Trump sul pratone del parco dell’Ellisse in Washington DC, la mattina dell’Epifania, ha pronunciato un lungo discorso alla folla dei propri simpatizzanti: “our movement”, il nostro movimento. La manifestazione è affollata: “arrivate sino al monumento a Washington”.

Qua e là descrive le sciagure che, secondo lui, perpetreranno i Democratici al governo (per esempio “loro volevano eliminare il Jefferson Memorial … con questa nuova amministrazione potrebbe accadere”, oppure “avete visto, l’altro giorno, Joe Biden dire: io voglio eliminare la politica di America First”, infine uno sberleffo ad Hillary Clinton), ma solo per cenni: non è quello lo scopo del discorso. La parte centrale è dedicata ad una elencazione dei brogli asseritamente subiti, lunghissima (“ma potrei continuare per un’altra ora”). Elencazione necessaria – dice – perché e i media “sono silenti. Si chiama soppressione ed è ciò che accade nei Paesi comunisti”. Il riferimento non è alla vecchia URSS, ma alla nuova Cina: è “usando il pretesto del virus cinese (China virus)” che i Democratici avrebbero fatto ciò di cui il discorso li accusa.

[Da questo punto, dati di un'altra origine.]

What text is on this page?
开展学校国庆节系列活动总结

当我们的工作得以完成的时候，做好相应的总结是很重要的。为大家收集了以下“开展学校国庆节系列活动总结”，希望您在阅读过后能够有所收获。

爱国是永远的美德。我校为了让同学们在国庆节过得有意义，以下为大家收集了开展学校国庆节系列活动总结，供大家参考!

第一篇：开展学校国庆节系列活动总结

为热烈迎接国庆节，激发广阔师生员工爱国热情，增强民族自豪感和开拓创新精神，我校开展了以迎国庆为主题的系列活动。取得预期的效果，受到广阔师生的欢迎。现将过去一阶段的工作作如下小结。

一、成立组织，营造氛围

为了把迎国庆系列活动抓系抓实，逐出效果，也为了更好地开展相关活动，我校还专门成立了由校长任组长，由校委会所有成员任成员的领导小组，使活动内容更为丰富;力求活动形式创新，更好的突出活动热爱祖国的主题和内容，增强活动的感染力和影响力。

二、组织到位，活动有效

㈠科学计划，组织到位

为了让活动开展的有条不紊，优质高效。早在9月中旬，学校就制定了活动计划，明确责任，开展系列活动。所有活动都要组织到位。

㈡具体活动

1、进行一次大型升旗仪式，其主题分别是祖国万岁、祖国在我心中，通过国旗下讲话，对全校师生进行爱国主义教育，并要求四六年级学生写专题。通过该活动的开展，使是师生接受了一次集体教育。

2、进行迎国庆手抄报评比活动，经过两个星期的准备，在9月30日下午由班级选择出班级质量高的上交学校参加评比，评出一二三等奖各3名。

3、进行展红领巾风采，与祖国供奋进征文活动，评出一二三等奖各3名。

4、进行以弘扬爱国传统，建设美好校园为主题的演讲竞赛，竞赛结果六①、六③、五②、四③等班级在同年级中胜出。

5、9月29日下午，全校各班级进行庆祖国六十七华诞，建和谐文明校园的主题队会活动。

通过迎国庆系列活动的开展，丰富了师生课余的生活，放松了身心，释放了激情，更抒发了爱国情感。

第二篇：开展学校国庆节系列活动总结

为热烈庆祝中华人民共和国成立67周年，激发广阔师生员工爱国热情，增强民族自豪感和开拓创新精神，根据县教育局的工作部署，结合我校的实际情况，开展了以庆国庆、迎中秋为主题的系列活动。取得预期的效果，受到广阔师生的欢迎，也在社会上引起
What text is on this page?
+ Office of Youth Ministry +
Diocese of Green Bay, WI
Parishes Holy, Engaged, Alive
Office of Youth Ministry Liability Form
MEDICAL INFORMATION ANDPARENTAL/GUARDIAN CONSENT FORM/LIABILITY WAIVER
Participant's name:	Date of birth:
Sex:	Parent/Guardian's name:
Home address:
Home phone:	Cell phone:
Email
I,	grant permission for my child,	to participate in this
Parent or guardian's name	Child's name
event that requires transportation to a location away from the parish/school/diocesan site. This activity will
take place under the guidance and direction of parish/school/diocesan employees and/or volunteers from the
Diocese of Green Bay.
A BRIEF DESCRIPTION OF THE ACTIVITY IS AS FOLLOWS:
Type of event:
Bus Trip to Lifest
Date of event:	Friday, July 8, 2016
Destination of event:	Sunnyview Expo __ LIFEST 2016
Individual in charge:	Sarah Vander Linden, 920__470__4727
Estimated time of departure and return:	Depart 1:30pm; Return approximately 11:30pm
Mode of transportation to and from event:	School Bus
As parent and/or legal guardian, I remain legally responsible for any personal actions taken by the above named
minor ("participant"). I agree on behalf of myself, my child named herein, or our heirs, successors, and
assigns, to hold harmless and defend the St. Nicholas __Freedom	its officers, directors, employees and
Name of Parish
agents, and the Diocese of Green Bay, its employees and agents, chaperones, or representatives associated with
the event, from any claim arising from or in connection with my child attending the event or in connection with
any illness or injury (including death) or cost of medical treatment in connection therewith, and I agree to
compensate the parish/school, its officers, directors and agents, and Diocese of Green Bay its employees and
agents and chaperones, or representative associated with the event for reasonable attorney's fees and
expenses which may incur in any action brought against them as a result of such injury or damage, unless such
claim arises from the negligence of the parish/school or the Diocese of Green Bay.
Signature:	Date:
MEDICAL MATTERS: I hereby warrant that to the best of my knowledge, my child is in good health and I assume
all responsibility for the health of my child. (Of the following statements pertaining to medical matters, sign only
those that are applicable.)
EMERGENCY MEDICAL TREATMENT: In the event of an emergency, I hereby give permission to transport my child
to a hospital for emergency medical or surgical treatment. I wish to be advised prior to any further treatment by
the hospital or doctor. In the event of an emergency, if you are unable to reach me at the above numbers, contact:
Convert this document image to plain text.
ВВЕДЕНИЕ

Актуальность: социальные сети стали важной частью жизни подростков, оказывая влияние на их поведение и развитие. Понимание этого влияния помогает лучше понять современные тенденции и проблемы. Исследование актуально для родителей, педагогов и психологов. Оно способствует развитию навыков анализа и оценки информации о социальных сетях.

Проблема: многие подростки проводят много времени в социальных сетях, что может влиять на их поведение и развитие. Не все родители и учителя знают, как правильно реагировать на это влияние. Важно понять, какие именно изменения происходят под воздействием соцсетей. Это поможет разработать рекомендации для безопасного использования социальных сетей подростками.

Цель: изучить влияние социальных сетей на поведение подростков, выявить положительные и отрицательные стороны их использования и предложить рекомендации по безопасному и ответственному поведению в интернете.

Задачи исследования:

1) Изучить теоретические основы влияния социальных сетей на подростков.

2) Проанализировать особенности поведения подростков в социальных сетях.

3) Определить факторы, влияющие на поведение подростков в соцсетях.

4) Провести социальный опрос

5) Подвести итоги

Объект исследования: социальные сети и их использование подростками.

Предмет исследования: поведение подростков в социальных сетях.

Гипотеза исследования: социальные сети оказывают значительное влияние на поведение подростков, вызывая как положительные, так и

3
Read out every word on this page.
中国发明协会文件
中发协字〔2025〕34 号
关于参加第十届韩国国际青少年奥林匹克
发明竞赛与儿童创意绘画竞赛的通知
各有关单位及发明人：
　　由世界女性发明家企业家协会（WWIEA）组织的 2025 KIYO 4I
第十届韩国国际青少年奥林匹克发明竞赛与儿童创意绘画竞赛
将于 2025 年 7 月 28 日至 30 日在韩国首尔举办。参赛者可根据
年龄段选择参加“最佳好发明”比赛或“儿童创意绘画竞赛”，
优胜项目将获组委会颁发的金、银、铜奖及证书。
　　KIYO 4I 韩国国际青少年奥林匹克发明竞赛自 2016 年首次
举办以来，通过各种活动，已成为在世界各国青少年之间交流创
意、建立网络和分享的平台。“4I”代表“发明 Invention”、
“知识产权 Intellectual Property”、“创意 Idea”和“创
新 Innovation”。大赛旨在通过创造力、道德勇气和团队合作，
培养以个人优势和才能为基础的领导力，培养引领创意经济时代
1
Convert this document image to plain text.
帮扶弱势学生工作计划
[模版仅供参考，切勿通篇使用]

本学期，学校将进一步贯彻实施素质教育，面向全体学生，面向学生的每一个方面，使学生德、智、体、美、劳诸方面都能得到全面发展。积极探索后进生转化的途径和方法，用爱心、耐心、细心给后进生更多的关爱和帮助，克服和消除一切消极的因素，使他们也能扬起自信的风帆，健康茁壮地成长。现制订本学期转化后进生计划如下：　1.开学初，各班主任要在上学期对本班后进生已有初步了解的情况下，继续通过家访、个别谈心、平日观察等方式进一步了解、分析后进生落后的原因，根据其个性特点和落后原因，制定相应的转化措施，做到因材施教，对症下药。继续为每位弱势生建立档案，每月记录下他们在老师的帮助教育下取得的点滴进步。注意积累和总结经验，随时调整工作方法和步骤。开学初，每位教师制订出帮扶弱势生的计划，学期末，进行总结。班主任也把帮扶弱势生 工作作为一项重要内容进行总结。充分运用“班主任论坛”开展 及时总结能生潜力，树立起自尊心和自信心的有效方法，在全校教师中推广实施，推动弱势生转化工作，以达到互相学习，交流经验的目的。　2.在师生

A causa di tali asseriti brogli, la nomina di Biden non può essere certificata: “ora spetta al Congresso affrontare questo grave assalto alla nostra democrazia” … quello portato dai Democratici, si intende, perché lui, Trump, la Costituzione la sta difendendo. “Dicono che contestare le elezioni non è americano”, ma è in realtà vero il contrario: “noi, insieme, siamo determinati a difendere e preservare il governo del Popolo, dal Popolo e per il Popolo”, che è la cosa più americana che ci sia. Non americana è l’elezione di Biden: “basta dare un’occhiata ai Paesi del terzo mondo, le loro elezioni sono più oneste di quelle alle quali abbiamo assistito in questo Paese. È una vergogna”.

Deputati e senatori repubblicani che si oppongono “sono guerrieri, sono lì dentro [nel Campidoglio] lavorando come mai si è visto prima, studiando le radici della Costituzione perché essi sanno che abbiamo il diritto di respingere un voto illegalmente raccolto”; mandarlo indietro agli Stati perché compiano un nuovo processo di certificazione: “recertify”. Dovrebbe farlo il suo vicepresidente, Mike Pence, che è pure presidente del Senato e della cerimonia di ratifica: “Ho parlato con Mike. Ho detto, Mike, non ci vuole coraggio, quello per cui ci vuole coraggio è far nulla … [E Pence:] la Costituzione non mi permette di rimandarli agli Stati. Ebbene, direi di sì, lo fa perché la Costituzione dice che devi proteggere il nostro Paese, e devi proteggere la nostra Costituzione, e non puoi votare con la frode, e le frodi distruggono tutto, no? Quando cogli un frodatore, puoi seguire regole molto diverse. Quindi spero che Mike abbia il coraggio di fare quello che deve fare, e spero che non ascolti i RINOs (Republicans in name only) e le sciocche persone che sta ascoltando”.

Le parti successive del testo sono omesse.